"Does that bother you?" Dr Porter asked me. I shrugged. I didn't know the answer to her question.

"I guess my biggest concern is that it isn't mutual. Maybe it was all in my head." I admitted.

Porter nodded as she jotted notes down on her notepad. "How are the rules going?" she asked fishing for a certain response.

"Well obviously not well doc" I said in a sarcastic tone. My answer was exactly what the good doctor was looking for.

"So if you've already broken the rules why don't you tell Arizona how you're feeling?" she asked. Again I shrugged.

"I know why" she said to me. "I think you're scared to get hurt again. I think you and Arizona have been through the ringer. The whole she didn't want children scenario. She broke your heart. The leaving to Africa scenario, again, she broke your heart. When Arizona lost her leg, her recovery broke your heart every day did it not?" Porter said waiting for some form of conformation. I nodded.

"Then she cheated and you thought that was the last time she would ever break your heart. You took yourself away from her and you met Penny. You liked Penny" she reminded me. "Then Arizona won custody of Sofia and you experienced a whole new type of heartbreak."

I wasn't a big fan of reliving all these terrible memories but when put into perspective like this it was no wonder the two couldn't seem to get on the same page. This wasn't one sided either. For every heart break I suffered, Arizona suffered too. We were both equally ruined.

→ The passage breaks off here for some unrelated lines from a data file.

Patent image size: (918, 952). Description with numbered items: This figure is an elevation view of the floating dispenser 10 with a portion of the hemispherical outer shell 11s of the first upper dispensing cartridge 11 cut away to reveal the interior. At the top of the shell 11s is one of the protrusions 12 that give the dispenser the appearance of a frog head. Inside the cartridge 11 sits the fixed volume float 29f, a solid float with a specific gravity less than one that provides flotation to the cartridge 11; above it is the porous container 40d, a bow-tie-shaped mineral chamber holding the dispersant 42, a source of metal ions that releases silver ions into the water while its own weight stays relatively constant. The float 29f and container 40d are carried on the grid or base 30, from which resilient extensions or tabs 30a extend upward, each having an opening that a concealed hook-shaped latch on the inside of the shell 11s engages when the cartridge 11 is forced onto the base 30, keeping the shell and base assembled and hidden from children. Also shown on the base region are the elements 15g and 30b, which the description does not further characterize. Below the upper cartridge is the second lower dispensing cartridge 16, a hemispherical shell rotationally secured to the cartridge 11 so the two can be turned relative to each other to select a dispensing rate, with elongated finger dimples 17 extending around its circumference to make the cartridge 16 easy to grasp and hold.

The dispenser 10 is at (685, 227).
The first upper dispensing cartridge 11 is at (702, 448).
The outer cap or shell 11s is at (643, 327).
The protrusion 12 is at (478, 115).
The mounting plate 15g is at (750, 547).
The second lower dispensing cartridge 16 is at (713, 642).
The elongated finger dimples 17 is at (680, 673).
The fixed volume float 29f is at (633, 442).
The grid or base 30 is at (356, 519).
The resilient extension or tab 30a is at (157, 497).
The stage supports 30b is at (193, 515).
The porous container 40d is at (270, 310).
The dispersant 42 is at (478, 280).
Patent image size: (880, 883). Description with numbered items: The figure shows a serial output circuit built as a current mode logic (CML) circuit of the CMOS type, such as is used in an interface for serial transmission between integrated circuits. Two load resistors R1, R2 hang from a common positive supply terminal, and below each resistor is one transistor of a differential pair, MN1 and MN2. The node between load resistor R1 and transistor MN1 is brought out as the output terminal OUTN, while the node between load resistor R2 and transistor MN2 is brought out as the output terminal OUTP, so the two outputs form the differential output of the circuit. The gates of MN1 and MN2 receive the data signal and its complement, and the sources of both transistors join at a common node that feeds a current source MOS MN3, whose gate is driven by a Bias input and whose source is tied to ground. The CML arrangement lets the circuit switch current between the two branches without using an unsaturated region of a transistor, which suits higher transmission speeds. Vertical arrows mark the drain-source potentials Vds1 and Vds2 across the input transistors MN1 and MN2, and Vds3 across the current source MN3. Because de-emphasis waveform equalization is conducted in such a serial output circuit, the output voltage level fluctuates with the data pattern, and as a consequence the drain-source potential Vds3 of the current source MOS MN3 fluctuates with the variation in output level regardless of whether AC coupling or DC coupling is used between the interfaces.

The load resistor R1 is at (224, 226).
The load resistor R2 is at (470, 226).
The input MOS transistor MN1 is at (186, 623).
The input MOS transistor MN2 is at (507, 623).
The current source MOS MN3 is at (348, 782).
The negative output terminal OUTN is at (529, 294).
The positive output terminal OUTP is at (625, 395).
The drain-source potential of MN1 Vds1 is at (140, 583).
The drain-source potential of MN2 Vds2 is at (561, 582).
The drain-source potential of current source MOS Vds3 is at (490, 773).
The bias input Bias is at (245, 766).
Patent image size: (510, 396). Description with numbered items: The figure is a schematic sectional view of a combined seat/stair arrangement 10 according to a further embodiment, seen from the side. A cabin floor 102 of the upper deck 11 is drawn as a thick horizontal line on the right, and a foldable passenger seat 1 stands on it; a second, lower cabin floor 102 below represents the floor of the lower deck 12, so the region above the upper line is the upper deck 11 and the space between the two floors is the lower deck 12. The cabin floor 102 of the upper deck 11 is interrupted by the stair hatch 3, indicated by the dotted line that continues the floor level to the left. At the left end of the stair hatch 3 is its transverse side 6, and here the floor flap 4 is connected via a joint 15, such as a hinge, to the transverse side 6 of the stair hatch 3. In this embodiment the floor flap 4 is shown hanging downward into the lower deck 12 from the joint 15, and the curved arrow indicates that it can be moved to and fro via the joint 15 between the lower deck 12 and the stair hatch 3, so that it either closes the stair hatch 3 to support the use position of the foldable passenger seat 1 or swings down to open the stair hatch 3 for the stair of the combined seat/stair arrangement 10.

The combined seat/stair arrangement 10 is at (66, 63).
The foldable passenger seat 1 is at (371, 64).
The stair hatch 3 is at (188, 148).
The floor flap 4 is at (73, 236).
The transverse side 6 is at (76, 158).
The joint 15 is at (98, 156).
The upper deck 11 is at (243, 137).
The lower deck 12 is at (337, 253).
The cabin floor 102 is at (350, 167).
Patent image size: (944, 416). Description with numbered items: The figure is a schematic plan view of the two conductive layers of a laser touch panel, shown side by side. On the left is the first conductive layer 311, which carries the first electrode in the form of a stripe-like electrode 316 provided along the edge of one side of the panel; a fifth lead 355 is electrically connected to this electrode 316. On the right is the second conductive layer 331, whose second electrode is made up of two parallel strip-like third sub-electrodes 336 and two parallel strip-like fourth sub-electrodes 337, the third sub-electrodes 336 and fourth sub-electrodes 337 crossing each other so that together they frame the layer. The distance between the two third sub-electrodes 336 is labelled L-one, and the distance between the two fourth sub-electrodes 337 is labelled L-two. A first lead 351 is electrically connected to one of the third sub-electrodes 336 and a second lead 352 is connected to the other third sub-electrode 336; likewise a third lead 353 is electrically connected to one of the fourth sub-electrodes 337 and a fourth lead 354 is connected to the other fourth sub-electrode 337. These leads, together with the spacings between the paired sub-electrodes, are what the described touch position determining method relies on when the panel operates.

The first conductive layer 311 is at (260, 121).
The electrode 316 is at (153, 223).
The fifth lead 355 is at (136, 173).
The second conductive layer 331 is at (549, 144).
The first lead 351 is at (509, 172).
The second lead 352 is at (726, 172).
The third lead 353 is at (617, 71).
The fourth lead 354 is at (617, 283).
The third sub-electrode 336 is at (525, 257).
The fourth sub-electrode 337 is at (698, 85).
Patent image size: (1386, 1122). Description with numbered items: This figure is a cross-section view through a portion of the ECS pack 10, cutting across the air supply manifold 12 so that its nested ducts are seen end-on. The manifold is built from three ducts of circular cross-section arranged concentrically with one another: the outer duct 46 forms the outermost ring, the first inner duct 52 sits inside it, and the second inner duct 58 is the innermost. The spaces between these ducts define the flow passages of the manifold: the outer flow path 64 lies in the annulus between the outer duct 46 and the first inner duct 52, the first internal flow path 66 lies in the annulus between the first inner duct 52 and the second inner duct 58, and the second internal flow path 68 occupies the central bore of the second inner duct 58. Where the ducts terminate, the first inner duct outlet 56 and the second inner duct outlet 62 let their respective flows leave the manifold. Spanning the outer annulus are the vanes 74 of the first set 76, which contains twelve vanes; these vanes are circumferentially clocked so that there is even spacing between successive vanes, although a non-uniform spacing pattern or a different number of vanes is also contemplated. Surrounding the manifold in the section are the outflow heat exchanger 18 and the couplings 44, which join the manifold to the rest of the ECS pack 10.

"How did I get here?" I asked rhetorically. "I married George and I was this mess. I was nothing. I didn't know who I was or what I wanted to do. I lived in a hospital for crying out loud." I shrugged as I went over my own memories, one painful memory at a time. "Then I met Arizona and she was perfect. She is perfect. I became a respected doctor, mother and friend. People saw me as this stable person. I liked that person. I just feel like the girl who married George all over again" I said, a sad reality of truth washing over me.

"Are you going to tell her how you feel?" she asked.

"I think you're right. I think I'm too scared. I don't think I'll survive another heartbreak" I admitted pausing to think about what I had just said. "I think our arrangement is over."

Dr Porter let everything I had just said sink in. Not for her but for me. It was me who had to come to terms with all this information. "Let's finish there" she said as she placed her notepad aside.

The rest of the day was a blur. I had three back to back surgeries and incompetent residents to follow after. It seemed I wasn't just missing Penny personally but professionally too.

I left the hospital at 3am. My eyes hurt. I was so tired I couldn't sleep. I tossed and turned for what seemed like hours. Eventually I decided the only way I was going to get any sleep was if I text the woman that was occupying my mind. I reached over and I grabbed my phone. I found Penny's number and I began typing. "I'm sorry doesn't begin to cover how sorry I am for how I treated you. I don't expect you to forgive me anytime soon, if ever but I do want you to know that I really did care about you. Have fun in New York." I read the text back to myself a few times but eventually decided things couldn't get much worse and I sent it.

At the start of the week I had two beautiful women to turn to and now, I barely had myself. I wasn't sure how I was going to tell Arizona I wanted out, I wasn't sure if I even had too. Part of me thought she had opted out a long time ago. Maybe Kate was a better fit for Arizona than I thought.